Но вернемся к моему обвинению. Если производительность труда человека наших дней по сравнению с временами пещерного человека возросла тысячекратно, почему же сегодня в Соединенных Штатах пятнадцать миллионов американцев голодны и не имеют жилья? Почему в Соединенных Штатах три миллиона детей работают на фабрике? Капиталисты оказались плохими хозяевами, этого обвинения нельзя опровергнуть. Убедившись, что современный человек живет хуже своего пещерного предка, хотя его производительность труда возросла тысячекратно, мы с неизбежностью приходим к выводу, что капитализм обанкротился, что вы, господа, ваши преступные, хищнические методы хозяйничанья ввергли человечество в нищету.

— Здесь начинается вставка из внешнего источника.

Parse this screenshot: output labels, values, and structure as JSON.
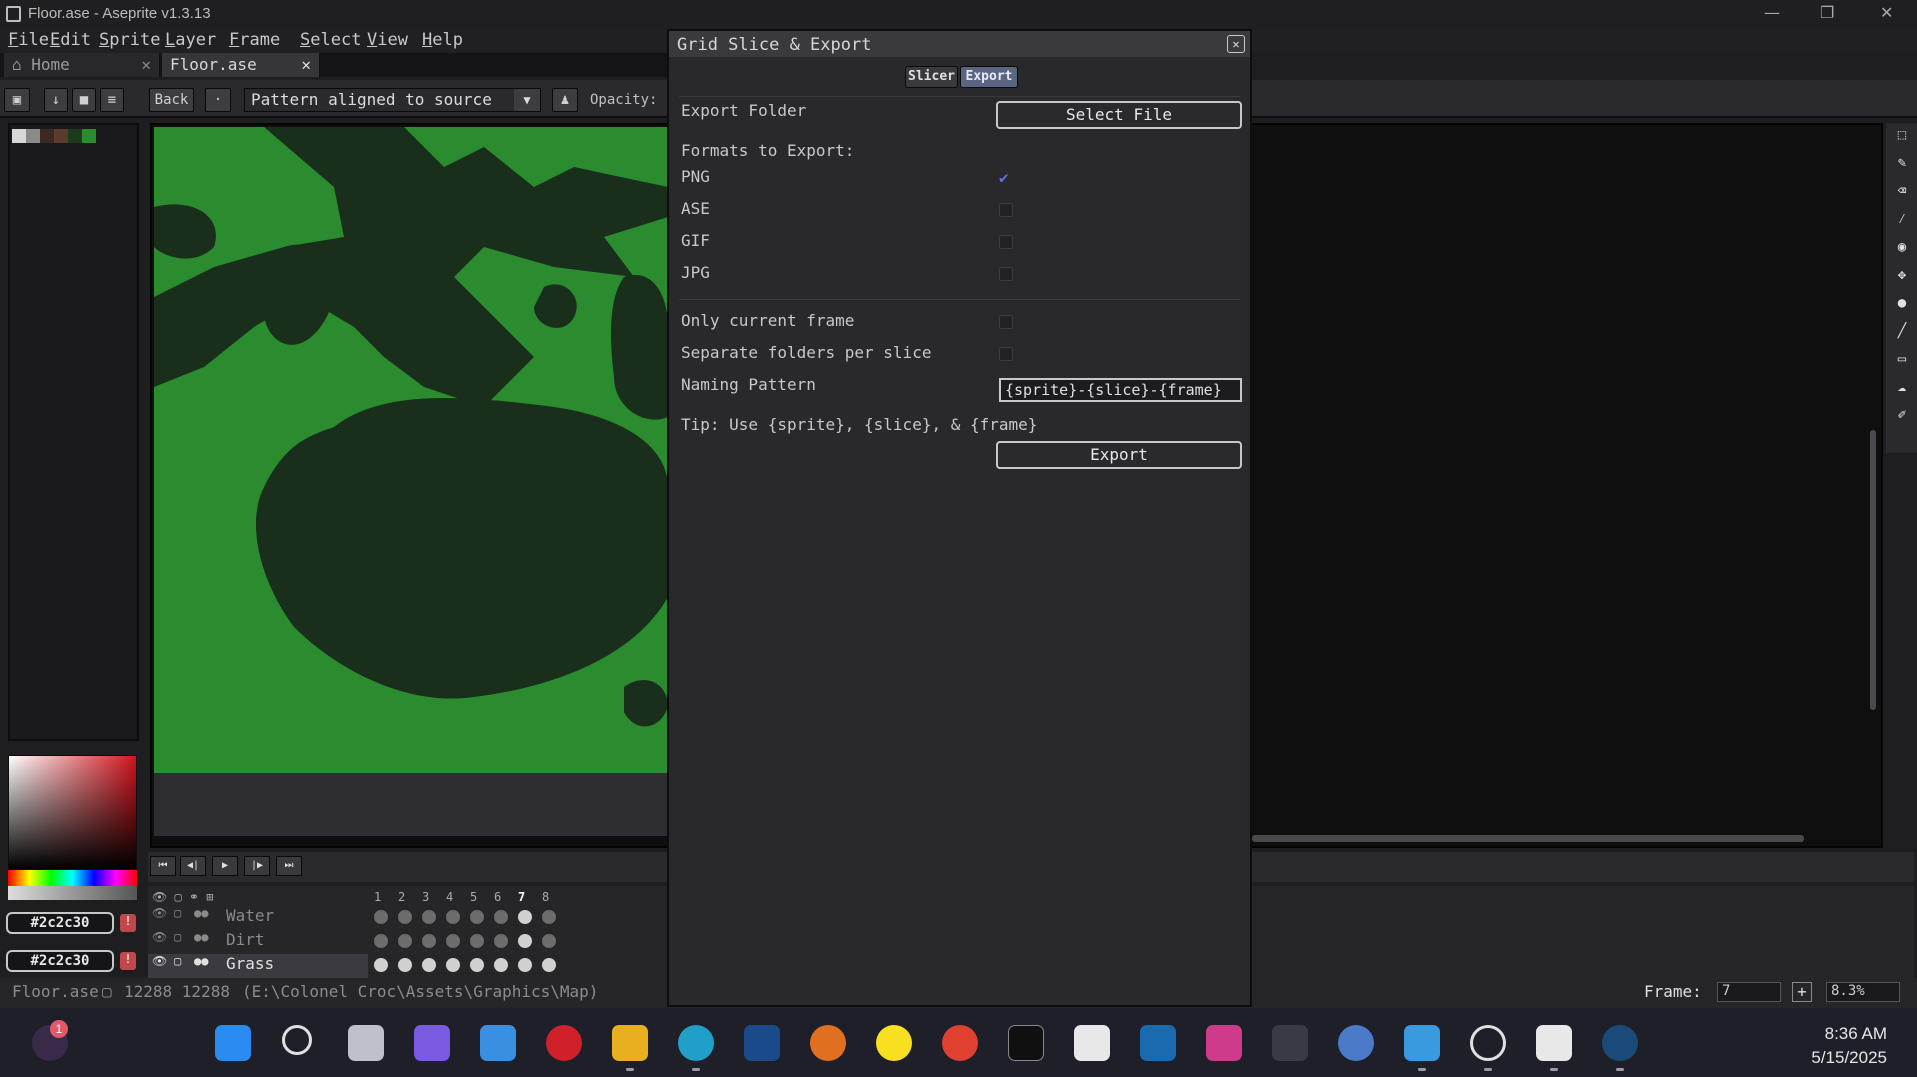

И здесь, на этой очной ставке, вы также не в состоянии ответить на мое обвинение, как весь класс капиталистов не в состоянии на него ответить полутора миллионам американских революционеров. Вы мне не ответите, хоть я и призываю вас к ответу. Мало того, вы постараетесь не заметить брошенного вам обвинения. Вы предпочтете молчать, хотя каждый из вас будет бесконечно распространяться на другие темы.
Вы обанкротились. Цивилизацию вы превратили в бойню. Вот что сделала ваша слепота и жадность! Потеряв всякий стыд, всходите вы на трибуну в ваших законодательных собраниях, заявляя, что только труд младенцев и детей может спасти ваши прибыли. Это не голословное обвинение, против вас говорят ваши же официальные отчеты. Вы убаюкиваете свою совесть, болтая о каких-то грошовых идеалах и ханжеской морали. Распираемые властью и богатством, опьяненные могуществом, вы напоминаете праздных трутней, которые роями вьются над медовыми сотами; но настанет день, и работницы-пчелы налетят со всех сторон, чтобы избавить мир от разъевшихся лодырей. Ваша власть оказалась пагубной для общества, значит, нужно отнять у вас власть! Полтора миллиона американских рабочих заявляют, что они объединят вокруг себя весь рабочий люд и отнимут у вас власть… Это, господа, и есть революция! Попробуйте остановить ее!
Когда Эрнест умолк, раскаты его голоса еще долго отдавались в притихшей гостиной. Но вот в рядах поднялось то характерное гортанное ворчание, которое я уже слышала раньше, и полтора десятка человек вскочило с места, требуя внимания председателя. Заметив, что у мисс Брентвуд, сидевшей впереди, судорожно прыгают плечи, я вообразила, что она смеется над Эрнестом. Но оказалось, что это истерика. Бедняжка считала себя в ответе за бомбу, взорвавшуюся среди ее возлюбленных филоматов.
Полковник Ван-Гилберт, видимо, не замечал, что десятка полтора человек с перекошенными злобой лицами требуют у него слова. Его лицо тоже было перекошено злобой. Вскочив с места и отчаянно размахивая руками, он силился что-то сказать, но из горла его вырывалось только мычание. Наконец он заговорил. Однако на сей раз речь полковника не была блестящим образчиком его стотысячедолларового искусства, не блистала она и старосветской риторикой.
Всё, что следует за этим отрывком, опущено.